Evidently, Adam also lacked eternal life from the get go, seeing that God drove him from the garden before he could eat of the tree of life and live forever. The guy was really just everyman, doing what we do best...rebel. And, Paul makes this point in spades, "There is none righteous, not even one, there is none who understands, there is none who seeks for God..." Rom. 3:10ff. Hardon misses this by a country mile and, as you noted, mischaracterizes Luther & Calvin. I might disagree with much the two said, but that everything the unregenerate man thinks, does and believes is tainted with evil is spot on. Hardon loves man too much; total depravity is a reality.
As I said, the excessive focus on "grace" being treated like various power pills sprinkled over everything detracts from the grace to which Paul refers. When God invades a life, dead in its trespasses and sin, adopts the person while still at war with Him, breaks the heart over the rebellion, and rescues the man by forgiving him, then clothes the soul in the righteousness of His Son, we see what "grace" is. This is the only grace described by Paul. This is the course on grace Hardon should take.

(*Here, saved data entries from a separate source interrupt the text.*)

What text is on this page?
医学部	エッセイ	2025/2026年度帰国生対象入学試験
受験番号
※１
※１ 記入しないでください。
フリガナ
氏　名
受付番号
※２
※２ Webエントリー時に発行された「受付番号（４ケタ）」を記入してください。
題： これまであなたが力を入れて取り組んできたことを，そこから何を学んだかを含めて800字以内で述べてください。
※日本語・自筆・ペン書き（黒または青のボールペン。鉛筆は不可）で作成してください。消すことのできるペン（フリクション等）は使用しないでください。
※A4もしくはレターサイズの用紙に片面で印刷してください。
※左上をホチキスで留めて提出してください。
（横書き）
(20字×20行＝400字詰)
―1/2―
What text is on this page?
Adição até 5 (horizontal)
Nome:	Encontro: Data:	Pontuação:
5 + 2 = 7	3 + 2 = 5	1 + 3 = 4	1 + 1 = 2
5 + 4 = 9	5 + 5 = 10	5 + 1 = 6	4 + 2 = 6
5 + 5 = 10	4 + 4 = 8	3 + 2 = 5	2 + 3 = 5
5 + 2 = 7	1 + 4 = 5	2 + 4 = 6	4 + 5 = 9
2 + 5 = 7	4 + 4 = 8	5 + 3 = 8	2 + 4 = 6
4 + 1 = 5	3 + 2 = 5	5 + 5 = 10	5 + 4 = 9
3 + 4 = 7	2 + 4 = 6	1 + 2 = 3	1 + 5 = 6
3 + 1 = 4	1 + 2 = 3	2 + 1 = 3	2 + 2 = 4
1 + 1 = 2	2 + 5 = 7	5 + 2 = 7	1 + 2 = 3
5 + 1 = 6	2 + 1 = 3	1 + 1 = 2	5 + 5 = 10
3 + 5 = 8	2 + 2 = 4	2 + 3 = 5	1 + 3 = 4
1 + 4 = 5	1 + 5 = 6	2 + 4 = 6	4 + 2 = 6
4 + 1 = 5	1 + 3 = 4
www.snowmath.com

I have grappled with you in the past, but I have always noticed you maintain a kind of peaceable reasonableness. And, while it is obvious that you have deep connections to the Organization (which I consider the errant perpetrator of an instituional and non-biblical theology), it seems you wander dangerously close to allowing the Book to tell the story and out where the Son of God, alone, is the Head of His body.
I would submit that the whole piece is built somewhat narrowly... And it deals with 'fallen man' as a problem internal to man alone. The resulting curse from the original sin is not on man alone, but on the whole of creation - While there are no doubt 'things internal', a broader scope would need to be applied.

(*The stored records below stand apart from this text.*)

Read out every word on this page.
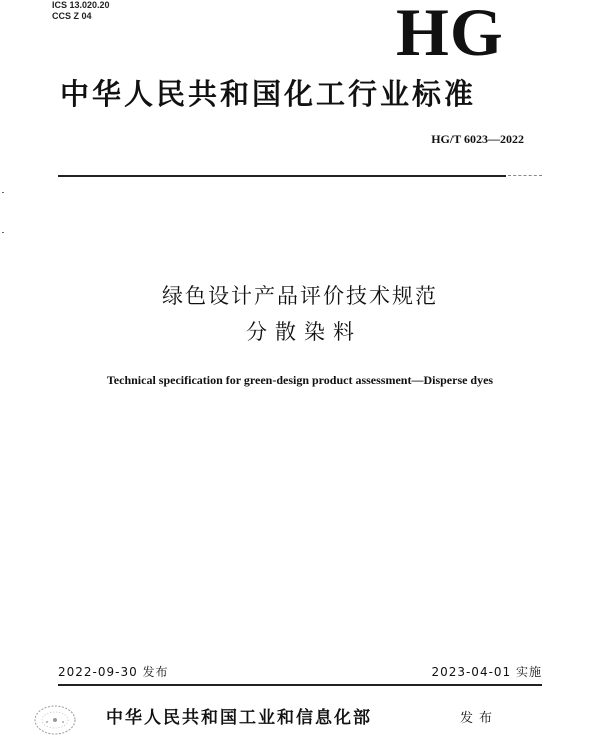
ICS 13.020.20
CCS Z 04	HG
中华人民共和国化工行业标准
HG/T 6023—2022
绿色设计产品评价技术规范
分散染料
Technical specification for green-design product assessment—Disperse dyes
2022-09-30 发布	2023-04-01 实施
中华人民共和国工业和信息化部	发布
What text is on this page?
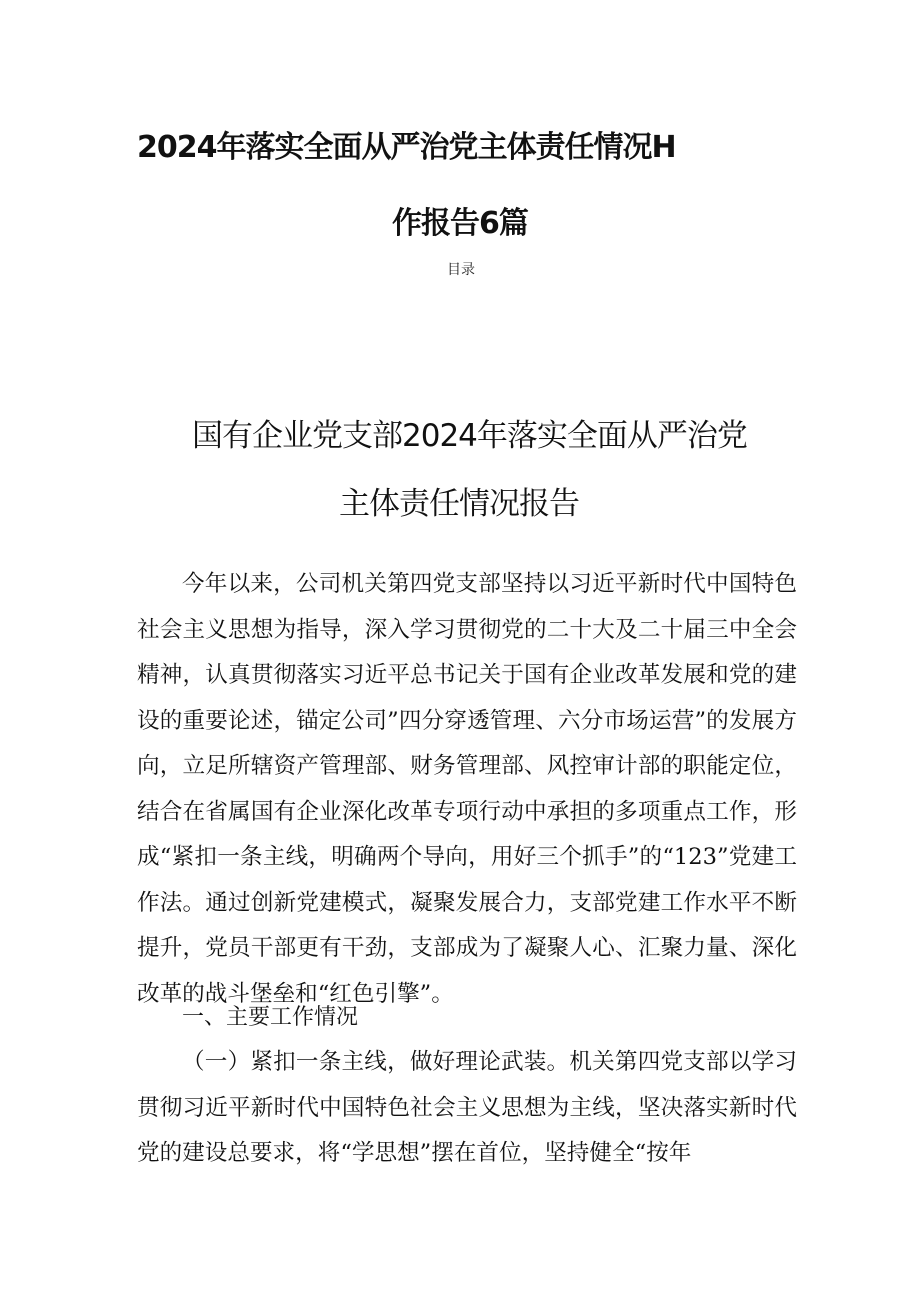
2024年落实全面从严治党主体责任情况H
作报告6篇
目录
国有企业党支部2024年落实全面从严治党
主体责任情况报告

今年以来，公司机关第四党支部坚持以习近平新时代中国特色社会主义思想为指导，深入学习贯彻党的二十大及二十届三中全会精神，认真贯彻落实习近平总书记关于国有企业改革发展和党的建设的重要论述，锚定公司”四分穿透管理、六分市场运营”的发展方向，立足所辖资产管理部、财务管理部、风控审计部的职能定位，结合在省属国有企业深化改革专项行动中承担的多项重点工作，形成“紧扣一条主线，明确两个导向，用好三个抓手”的“123”党建工作法。通过创新党建模式，凝聚发展合力，支部党建工作水平不断提升，党员干部更有干劲，支部成为了凝聚人心、汇聚力量、深化改革的战斗堡垒和“红色引擎”。

一、主要工作情况

（一）紧扣一条主线，做好理论武装。机关第四党支部以学习贯彻习近平新时代中国特色社会主义思想为主线，坚决落实新时代党的建设总要求，将“学思想”摆在首位，坚持健全“按年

How does one define 'natural man', if the entirety of what we perceive to be 'natural' is not in it's original state?
And could it be that no 'graces' have been lost at all, but that the alterations in the natural environment and in physical man have left him in a condition wherein the comfortable choice... feeding his belly, as it were... is a powerful distraction which leads man inevitably to depravity, even as it leads him inevitably to plow the ground?
This seems a more reasoned (or at least as reasoned) approach, and is not so unnecessarily convoluted - And it also explains why the sins of Adam are conveyed upon his progeny throughout time - Something which would otherwise seem to be an unjust result.
Shhhhhh! Don't say that too loudly!
They even let me teach some times!
And one of the things I teach (I admit it, I'm a clown) is... well I like to teach sitting down and I'm talking about the Fall and suddenly I bend over, look at the floor, and point as if looking down from heaven and say, "Wait! What? Hey Gabe! Mike! Get over here! You see that? I can't buhLEEVE they're DOING that!" Then I turn to the class and say,"It's not like that."
We think God is outside of time and sees the whole thing at once. He doesn't "FORE-see" anymore than he changes his mind. Yet first it's REALLY hard to talk or too think that way, and second we have language all over the Torah the presents God as "repenting of the evil" after he sees some change in behavior or hears Moses or something.
But we don't think that God kind of looked around and said, "Oh boy, what're we gonna do now?"
But then, I often offer as a proof of the Christian religion that it spread for centuries before the discovery of coffee.
I mean, just think: All these people standing around after Mass with donuts in their hands and thinking,"I don't know, but I just feel I should be holding something warm."